A close inspection at -10 promoter binding cleft revealed correlated
motions in RpoE10(Mut1) and RpoE10 (Del1); however, RpoE10 and RpoE10
(Mut2) forms exhibited a significant anti-correlated motion (Figure 7
(bottom panel) and Figure S2A and B). More minor fluctuations in RpoE10,
as well as RpoE10(Mut2) in comparison to RpoE10 (Mut1) and RpoE10(Del1)
were observed in the specificity loop, L3- connecting α2 and α3 (marked
with a circle in Figure 7 (F,G,H, and I)). This differential flexibility
of the L3-loop and orientation of the helix may directly affect the
binding to the promoter region and thus impact the promoter activity.
Notably, the wide-open cleft of -10 recognition site with reduced
flexibility of L3-loop (shown by the blue double arrow in Figure 7) in
both RpoE10 and RpoE10 (Mut2) may constrain the
𝛔2-𝛔4 domain in an “open” and
unproductive conformation leading to the elimination of promoter
activity (Figure 7 ).

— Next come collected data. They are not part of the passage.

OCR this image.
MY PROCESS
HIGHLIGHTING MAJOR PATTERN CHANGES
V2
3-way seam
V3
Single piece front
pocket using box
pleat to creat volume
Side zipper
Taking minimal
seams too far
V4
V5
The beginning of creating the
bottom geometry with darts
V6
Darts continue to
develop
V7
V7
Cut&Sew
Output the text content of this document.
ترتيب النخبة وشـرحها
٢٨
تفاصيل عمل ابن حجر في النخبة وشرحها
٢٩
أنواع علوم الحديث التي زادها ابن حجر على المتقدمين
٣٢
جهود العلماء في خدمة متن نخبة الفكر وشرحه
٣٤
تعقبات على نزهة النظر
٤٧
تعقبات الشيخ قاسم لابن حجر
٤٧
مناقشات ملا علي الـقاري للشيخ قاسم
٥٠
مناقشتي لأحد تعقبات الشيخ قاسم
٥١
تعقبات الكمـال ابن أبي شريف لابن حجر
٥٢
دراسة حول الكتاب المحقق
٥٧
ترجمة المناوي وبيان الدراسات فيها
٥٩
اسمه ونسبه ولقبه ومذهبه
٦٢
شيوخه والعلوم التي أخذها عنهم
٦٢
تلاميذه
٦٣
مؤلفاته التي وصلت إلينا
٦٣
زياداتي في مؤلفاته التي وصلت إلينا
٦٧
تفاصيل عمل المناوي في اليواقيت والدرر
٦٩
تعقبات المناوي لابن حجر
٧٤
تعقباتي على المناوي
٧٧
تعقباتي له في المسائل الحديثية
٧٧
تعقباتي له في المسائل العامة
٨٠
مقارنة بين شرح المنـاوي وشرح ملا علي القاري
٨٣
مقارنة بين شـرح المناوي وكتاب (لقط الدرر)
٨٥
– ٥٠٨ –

Another contrasting movement both in the direction
and distance was observed at the WLPEP motif of RpoE10 (Mut1) and
RpoE10(Del1) as compared to RpoE10 and RpoE10(Mut2) (Figure 7, bottom
panel). We noticed an increase in the distance between the initial and
final conformation of Cα for W83 and P87 in RpoE10 (Mut1) and RpoE10
(Del1) as compared to RpoE10 and RpoE10(Mut2) (Figure 7 (bottom panel)
and Supplemental Table S5.) Intriguingly, we find that WLPEP motif moves
inward-up in both RpoE10 and RpoE10(Mut2), whereas in RpoE10(Mut1) and
RpoE10(Del1), the movements are outward-up and outward-down,
respectively. This differential inward and outward trajectories of the
WLPEP motif suggest that it may act as a sensor in transmitting the
conformational signal from the Snoal_2 domain to2-𝛔4domains.